Je pouvais bouger à ma guise, mais mon corps ne se déplaçait pas, il restait statique au milieu du Cœur. Comme un papillon au milieu d'une toile d'araignée. Comment allais-je sortir de là ?

Un éclair me frôla la joue et continua sa course effrénée dans la masse bleuté qui m'emprisonnait. Un autre passa au dessus de ma tête. Recroquevillée sur moi même, je tentais d'appeler à l'aide. Aucun son ne sortit de ma bouche. Je ne parvenais même plus à communiquer avec Lara. J'étais seule dans un vide infini, sans rien et sans personne. Je ne savais même plus où était le haut ou le bas. Je ne voyais pas l'extérieur depuis ma prison d'énergie.

Je tentais une nouvelle fois de marcher, de nager même ou de battre des jambes pour m'extirper de là. Quelqu'un allait bien finir par me retrouver. Il me suffisait d'attendre. Je n'avais ni chaud ni froid, je ne ressentais plus la faim. Par contre, l'angoisse continuait de me dévorer les entrailles.

Je me résolu à patienter, la tête dans les genoux, le corps flottant irrémédiablement dans cet espace si hors du temps.

Mais au loin, un grondement. Comme un déchirement strident, mais étouffé par cet espace sans matière. Mes yeux virent trop tard l'immense éclair rouge qui fondait sur moi. Alors que j'hurlais en vain dans ce monde sans son, la lumière rouge aveuglante me traversa le corps comme une flèche. Je contemplai mon ventre, m'attendant à y voir un trou béant. Il n'y avait strictement rien.

Je ressentais seulement un étrange picotement qui semblait partir de mes membres pour remonter jusqu'à ma tête. Je plaçai lentement mes bras devant mes yeux. De touts petits traits comme de fins filaments s'activaient sous ma peau, tantôt rouges, tantôt bleus. Telles de minuscules veines, ils semblaient partir du bout de mes doigts pour remonter à une vitesse phénoménale le long de mes bras. Je soulevai mon pantalon. Même chose du côté de me jambes. Je sentais mon visage chauffer, mes yeux semblaient vouloir sortir de leurs orbites. Les battements de mon cœur s'accélérèrent, les picotements redoublèrent. J'avais mal partout, chaque cellule de mon corps criait à l'aide. Je plaçais mes mains sur mes tempes tandis que de petits éclairs continuaient de percuter mon corps pour s'infiltrer toujours plus dans ma peau et mes entrailles. Je n'avais aucun moyen de me sortir d'ici.
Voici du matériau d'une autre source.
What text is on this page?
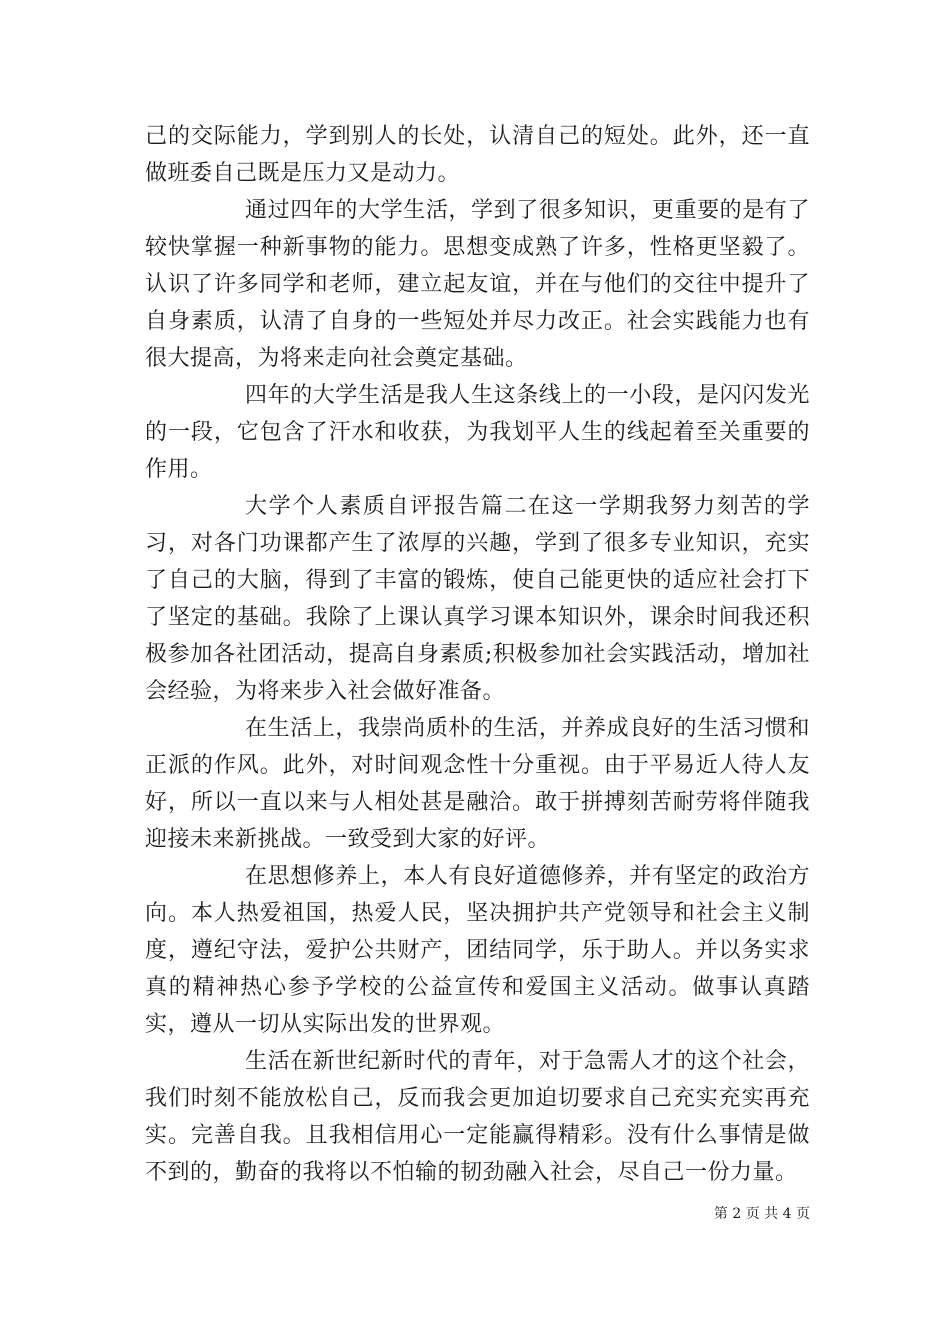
己的交际能力，学到别人的长处，认清自己的短处。此外，还一直做班委自己既是压力又是动力。

通过四年的大学生活，学到了很多知识，更重要的是有了较快掌握一种新事物的能力。思想变成熟了许多，性格更坚毅了。认识了许多同学和老师，建立起友谊，并在与他们的交往中提升了自身素质，认清了自身的一些短处并尽力改正。社会实践能力也有很大提高，为将来走向社会奠定基础。

四年的大学生活是我人生这条线上的一小段，是闪闪发光的一段，它包含了汗水和收获，为我划平人生的线起着至关重要的作用。

大学个人素质自评报告篇二在这一学期我努力刻苦的学习，对各门功课都产生了浓厚的兴趣，学到了很多专业知识，充实了自己的大脑，得到了丰富的锻炼，使自己能更快的适应社会打下了坚定的基础。我除了上课认真学习课本知识外，课余时间我还积极参加各社团活动，提高自身素质;积极参加社会实践活动，增加社会经验，为将来步入社会做好准备。

在生活上，我崇尚质朴的生活，并养成良好的生活习惯和正派的作风。此外，对时间观念性十分重视。由于平易近人待人友好，所以一直以来与人相处甚是融洽。敢于拼搏刻苦耐劳将伴随我迎接未来新挑战。一致受到大家的好评。

在思想修养上，本人有良好道德修养，并有坚定的政治方向。本人热爱祖国，热爱人民，坚决拥护共产党领导和社会主义制度，遵纪守法，爱护公共财产，团结同学，乐于助人。并以务实求真的精神热心参予学校的公益宣传和爱国主义活动。做事认真踏实，遵从一切从实际出发的世界观。

生活在新世纪新时代的青年，对于急需人才的这个社会，我们时刻不能放松自己，反而我会更加迫切要求自己充实充实再充实。完善自我。且我相信用心一定能赢得精彩。没有什么事情是做不到的，勤奋的我将以不怕输的韧劲融入社会，尽自己一份力量。

第 2 页 共 4 页
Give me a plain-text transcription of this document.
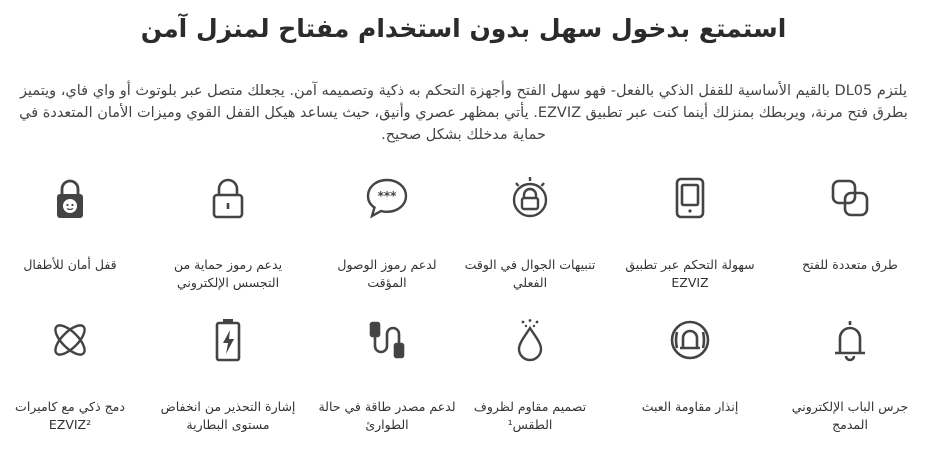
استمتع بدخول سهل بدون استخدام مفتاح لمنزل آمن

يلتزم DL05 بالقيم الأساسية للقفل الذكي بالفعل- فهو سهل الفتح وأجهزة التحكم به ذكية وتصميمه آمن. يجعلك متصل عبر بلوتوث أو واي فاي، ويتميز بطرق فتح مرنة، ويربطك بمنزلك أينما كنت عبر تطبيق EZVIZ. يأتي بمظهر عصري وأنيق، حيث يساعد هيكل القفل القوي وميزات الأمان المتعددة في حماية مدخلك بشكل صحيح.

طرق متعددة للفتح
سهولة التحكم عبر تطبيق EZVIZ
تنبيهات الجوال في الوقت الفعلي
***
لدعم رموز الوصول المؤقت
يدعم رموز حماية من التجسس الإلكتروني
قفل أمان للأطفال
جرس الباب الإلكتروني المدمج
إنذار مقاومة العبث
تصميم مقاوم لظروف الطقس¹
لدعم مصدر طاقة في حالة الطوارئ
إشارة التحذير من انخفاض مستوى البطارية
دمج ذكي مع كاميرات EZVIZ²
Alors je poussai de nouveau un long cri qui n'aboutit qu'au silence, toujours plus lourd, toujours plus pesant.

*

Les bruits qui revenaient progressivement dans mes oreilles me firent émerger. Mes yeux s'habituèrent difficilement à la lumière du jour, et sourcils froncés, je titubais quelques secondes avant d'enfin pouvoir me stabiliser. J'étais debout, je sentais mes pieds toucher le sol. L'air frais me caressa les joues, j'inspirai profondément.

J'étais en plein milieu d'un trottoir d'une avenue que je ne parvenais pas à reconnaître.

Déboussolée, ce n'est que lorsque je tournai la tête vers la droite que j'aperçus la Tour Noire. Imposante comme à son habitude, mais ayant perdu l'attractivité qu'elle avait pu avoir quelques minutes auparavant. Minutes ou heures entières ? Lorsque j'avais quitté la conférence, il faisait presque nuit. A en juger le soleil qui s'étirait à l'Est, je devinai qu'il était déjà tard dans la matinée.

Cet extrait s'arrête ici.